Brasil mostrará na COP21 que energia verde-amarela é a contribuição que mundo espera

Notícia postada em 15/10/2015 15:34

A presidenta Dilma Rousseff afirmou, nessa quarta-feira (14), que o Brasil tem todas as condições de mostrar, na 21ª Conferência do Clima (COP 21), em dezembro, como vai cumprir a meta que traçou, de reduzir suas emissões de gases de efeito estufa em 43% até 2030. Segundo ela, a matriz de combustível brasileira é uma das bases mais importantes para que o País possa mostrar que essa ambiciosa meta é factível. A COP 21 será realizada em Paris.

“Vamos deixar claro em dezembro, lá em Paris, que as nossas metas não são só factíveis, mas que o Brasil, mais uma vez, mostrará que, nesta questão da energia renovável, a energia verde e amarela é, sem sombra de dúvida, aquilo que o mundo pode esperar de nós como contribuição nesta área”.

“Nós temos uma vantagem: nenhum carro se move, neste País, sem etanol. Nós construímos isso ao longo da história. Estamos nos comprometendo com uma meta audaciosa para o etanol, de elevar de 30 para 50 milhões de toneladas a contribuição do etanol na nossa matriz de combustível”, afirmou ela, ao participar da inauguração do novo Complexo de Laboratórios de Tecnologia Agrícola. do Centro de Tecnologia Canavieira (CTC), da empresa Raízen, na Fazenda Santo Antônio, em Piracicaba (SP).

O complexo inaugurado hoje é um dos mais avançados do mundo na pesquisa para a produção de etanol de segunda geração (2G). Esse tipo de combustível é obtido a partir do reaproveitamento do bagaço da cana-de-açúcar, o que atende a busca do governo por fontes de energia limpas e renováveis. A presidenta Dilma já tinha visitado a Raízen de Piracicaba em julho passado, quando inaugurou a Unidade de Produção de Etanol 2G.

“Eu tenho a certeza, depois de julho, quando vi a produção de etanol celulósico, mas sobretudo agora, que eu vejo o nível de desenvolvimento científico-tecnológico e de inovação aqui deste laboratório, que temos todas as condições para cumprir essa meta. E, se for o caso, até superá-la. Sabemos que essa conferência vai ser um momento muito importante para que façamos com que o mundo saiba como é que se produz etanol aqui e qual é o futuro que nós delineamos para essa área de atividade”, destacou.

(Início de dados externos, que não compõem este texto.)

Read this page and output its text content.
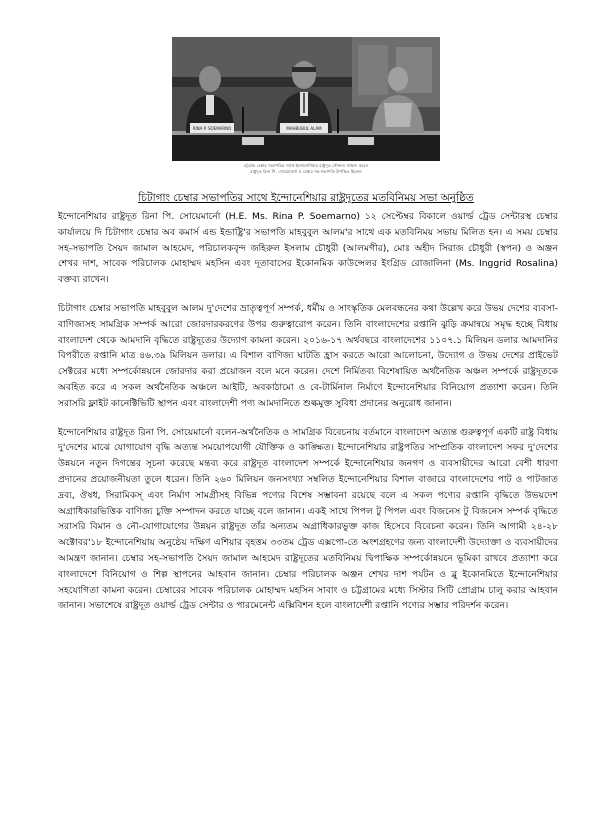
RINA P. SOEMARNO	MAHBUBUL ALAM
চট্টগ্রাম চেম্বার সভাপতির সাথে ইন্দোনেশিয়ার রাষ্ট্রদূত সৌজন্য সাক্ষাৎ করেন
রাষ্ট্রদূত রিনা পি. সোয়েমার্নো ও চেম্বার সহ-সভাপতি উপস্থিত ছিলেন
চিটাগাং চেম্বার সভাপতির সাথে ইন্দোনেশিয়ার রাষ্ট্রদূতের মতবিনিময় সভা অনুষ্ঠিত

ইন্দোনেশিয়ার রাষ্ট্রদূত রিনা পি. সোয়েমার্নো (H.E. Ms. Rina P. Soemarno) ১২ সেপ্টেম্বর বিকালে ওয়ার্ল্ড ট্রেড সেন্টারস্থ চেম্বার কার্যালয়ে দি চিটাগাং চেম্বার অব কমার্স এন্ড ইন্ডাষ্ট্রি'র সভাপতি মাহবুবুল আলম'র সাথে এক মতবিনিময় সভায় মিলিত হন। এ সময় চেম্বার সহ-সভাপতি সৈয়দ জামাল আহমেদ, পরিচালকবৃন্দ জহিরুল ইসলাম চৌধুরী (আলমগীর), মোঃ অহীদ সিরাজ চৌধুরী (স্বপন) ও অঞ্জন শেখর দাশ, সাবেক পরিচালক মোহাম্মদ মহসিন এবং দূতাবাসের ইকোনমিক কাউন্সেলর ইংগ্রিড রোজালিনা (Ms. Inggrid Rosalina) বক্তব্য রাখেন।

চিটাগাং চেম্বার সভাপতি মাহবুবুল আলম দু'দেশের ভ্রাতৃত্বপূর্ণ সম্পর্ক, ধর্মীয় ও সাংস্কৃতিক মেলবন্ধনের কথা উল্লেখ করে উভয় দেশের ব্যবসা-বাণিজ্যসহ সামগ্রিক সম্পর্ক আরো জোরদারকরণের উপর গুরুত্বারোপ করেন। তিনি বাংলাদেশের রপ্তানি ঝুড়ি ক্রমান্বয়ে সমৃদ্ধ হচ্ছে বিধায় বাংলাদেশ থেকে আমদানি বৃদ্ধিতে রাষ্ট্রদূতের উদ্যোগ কামনা করেন। ২০১৬-১৭ অর্থবছরে বাংলাদেশের ১১০৭.১ মিলিয়ন ডলার আমদানির বিপরীতে রপ্তানি মাত্র ৪৬.৩৯ মিলিয়ন ডলার। এ বিশাল বাণিজ্য ঘাটতি হ্রাস করতে আরো আলোচনা, উদ্যোগ ও উভয় দেশের প্রাইভেট সেক্টরের মধ্যে সম্পর্কোন্নয়নে জোরদার করা প্রয়োজন বলে মনে করেন। দেশে নির্মিতব্য বিশেষায়িত অর্থনৈতিক অঞ্চল সম্পর্কে রাষ্ট্রদূতকে অবহিত করে এ সকল অর্থনৈতিক অঞ্চলে আইটি, অবকাঠামো ও বে-টার্মিনাল নির্মাণে ইন্দোনেশিয়ার বিনিয়োগ প্রত্যাশা করেন। তিনি সরাসরি ফ্লাইট কানেক্টিভিটি স্থাপন এবং বাংলাদেশী পণ্য আমদানিতে শুল্কমুক্ত সুবিধা প্রদানের অনুরোধ জানান।

ইন্দোনেশিয়ার রাষ্ট্রদূত রিনা পি. সোয়েমার্নো বলেন-অর্থনৈতিক ও সামগ্রিক বিবেচনায় বর্তমানে বাংলাদেশ অত্যন্ত গুরুত্বপূর্ণ একটি রাষ্ট্র বিধায় দু'দেশের মাঝে যোগাযোগ বৃদ্ধি অত্যন্ত সময়োপযোগী যৌক্তিক ও কাঙ্ক্ষিত। ইন্দোনেশিয়ার রাষ্ট্রপতির সাম্প্রতিক বাংলাদেশ সফর দু'দেশের উন্নয়নে নতুন দিগন্তের সূচনা করেছে মন্তব্য করে রাষ্ট্রদূত বাংলাদেশ সম্পর্কে ইন্দোনেশিয়ার জনগণ ও ব্যবসায়ীদের আরো বেশী ধারণা প্রদানের প্রয়োজনীয়তা তুলে ধরেন। তিনি ২৬০ মিলিয়ন জনসংখ্যা সম্বলিত ইন্দোনেশিয়ার বিশাল বাজারে বাংলাদেশের পাট ও পাটজাত দ্রব্য, ঔষধ, সিরামিকস্ এবং নির্মাণ সামগ্রীসহ বিভিন্ন পণ্যের বিশেষ সম্ভাবনা রয়েছে বলে এ সকল পণ্যের রপ্তানি বৃদ্ধিতে উভয়দেশ অগ্রাধিকারভিত্তিক বাণিজ্য চুক্তি সম্পাদন করতে যাচ্ছে বলে জানান। একই সাথে পিপল টু পিপল এবং বিজনেস টু বিজনেস সম্পর্ক বৃদ্ধিতে সরাসরি বিমান ও নৌ-যোগাযোগের উন্নয়ন রাষ্ট্রদূত তাঁর অন্যতম অগ্রাধিকারভুক্ত কাজ হিসেবে বিবেচনা করেন। তিনি আগামী ২৪-২৮ অক্টোবর'১৮ ইন্দোনেশিয়ায় অনুষ্ঠেয় দক্ষিণ এশিয়ার বৃহত্তম ৩৩তম ট্রেড এক্সপো-তে অংশগ্রহণের জন্য বাংলাদেশী উদ্যোক্তা ও ব্যবসায়ীদের আমন্ত্রণ জানান। চেম্বার সহ-সভাপতি সৈয়দ জামাল আহমেদ রাষ্ট্রদূতের মতবিনিময় দ্বিপাক্ষিক সম্পর্কোন্নয়নে ভূমিকা রাখবে প্রত্যাশা করে বাংলাদেশে বিনিয়োগ ও শিল্প স্থাপনের আহবান জানান। চেম্বার পরিচালক অঞ্জন শেখর দাশ পর্যটন ও ব্লু ইকোনমিতে ইন্দোনেশিয়ার সহযোগিতা কামনা করেন। চেম্বারের সাবেক পরিচালক মোহাম্মদ মহসিন সাবাং ও চট্টগ্রামের মধ্যে সিস্টার সিটি প্রোগ্রাম চালু করার আহবান জানান। সভাশেষে রাষ্ট্রদূত ওয়ার্ল্ড ট্রেড সেন্টার ও পারমেনেন্ট এক্সিবিশন হলে বাংলাদেশী রপ্তানি পণ্যের সম্ভার পরিদর্শন করেন।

Dilma fez questão de ressaltar que o governo, por meio de investimentos em pesquisas, é parceiro do setor sucroalcooleiro: “Queria aqui deixar claro que seremos, e somos, parceiros”, disse, lembrando a importância dessa parceria para que a pesquisa científica básica vire tecnologia de ponta na vida real. “A pesquisa científica que vira tecnologia, ou seja, que vira a semente. Que inova e que, ao ser aplicada pelos produtores, resultará em uma produção muito mais eficiente. Num gasto muito menor de energia e, obviamente, num comprometimento ainda menor do meio ambiente”.